If I could go back in time to the 16 year old me I would beat the stupid out of myself! At that time I had no idea what life was, and lived to get high and chase women. I have a 19 month old son now and I am beginning to understand and appreciate what my parents did for me and what I put them through. At the end of the day I want kids to know that there are people out there who care about them and if I can help them avoid the mistakes I made I will have achieved something.
How are you training at the moment over the winter and balancing that with your coaching?
I just had ear surgery so am taking some time off to recover from that at the moment. I struggled this year with a back injury so my plan is to keep that healthy by going to physical therapy twice each week. Once my ear heals in a few weeks I will start to ramp up training in time for the start of the season in the spring. I’ve never taken four weeks off in my life so I am dying to get back on the field and start running. As a 32 year old you have to find ways to motivate yourself and balance it with your family and other responsibilities, but there are other guys who play for the team and other teams and we will get together to work out and play pickup games.

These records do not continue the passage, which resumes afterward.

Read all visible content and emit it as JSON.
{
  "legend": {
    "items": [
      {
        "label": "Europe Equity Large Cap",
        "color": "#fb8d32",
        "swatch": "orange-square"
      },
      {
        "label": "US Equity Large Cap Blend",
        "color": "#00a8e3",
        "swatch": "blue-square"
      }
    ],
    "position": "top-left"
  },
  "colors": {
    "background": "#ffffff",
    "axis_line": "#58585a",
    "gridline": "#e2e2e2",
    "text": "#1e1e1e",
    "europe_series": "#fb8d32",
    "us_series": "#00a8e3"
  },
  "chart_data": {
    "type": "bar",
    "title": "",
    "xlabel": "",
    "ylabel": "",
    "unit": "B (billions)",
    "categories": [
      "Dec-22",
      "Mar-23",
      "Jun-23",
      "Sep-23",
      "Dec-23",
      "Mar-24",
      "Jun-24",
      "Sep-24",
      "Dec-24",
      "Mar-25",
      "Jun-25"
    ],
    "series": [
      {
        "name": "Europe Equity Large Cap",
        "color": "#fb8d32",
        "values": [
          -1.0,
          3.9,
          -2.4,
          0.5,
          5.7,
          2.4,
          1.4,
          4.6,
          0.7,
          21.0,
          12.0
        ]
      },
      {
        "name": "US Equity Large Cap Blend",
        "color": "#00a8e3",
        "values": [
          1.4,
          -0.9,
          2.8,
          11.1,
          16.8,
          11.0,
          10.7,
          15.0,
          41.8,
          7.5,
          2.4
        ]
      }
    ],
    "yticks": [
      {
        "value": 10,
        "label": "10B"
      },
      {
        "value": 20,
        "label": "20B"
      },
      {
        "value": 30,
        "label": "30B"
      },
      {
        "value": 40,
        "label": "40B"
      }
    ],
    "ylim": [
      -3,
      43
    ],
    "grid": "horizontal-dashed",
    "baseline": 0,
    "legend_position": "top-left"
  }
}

I had hoped to do the USSF B license this December that is put on by MLS for players, but with my injury I couldn’t get it together. If I decide that coaching is my future I would like to take that. I always want to get better as a player and being injured sucks. It gives me more of a hunger to get back out there. As a professional athlete your body is your moneymaker and I want to work this offseason so that I am not just prepared but a better player than I was before.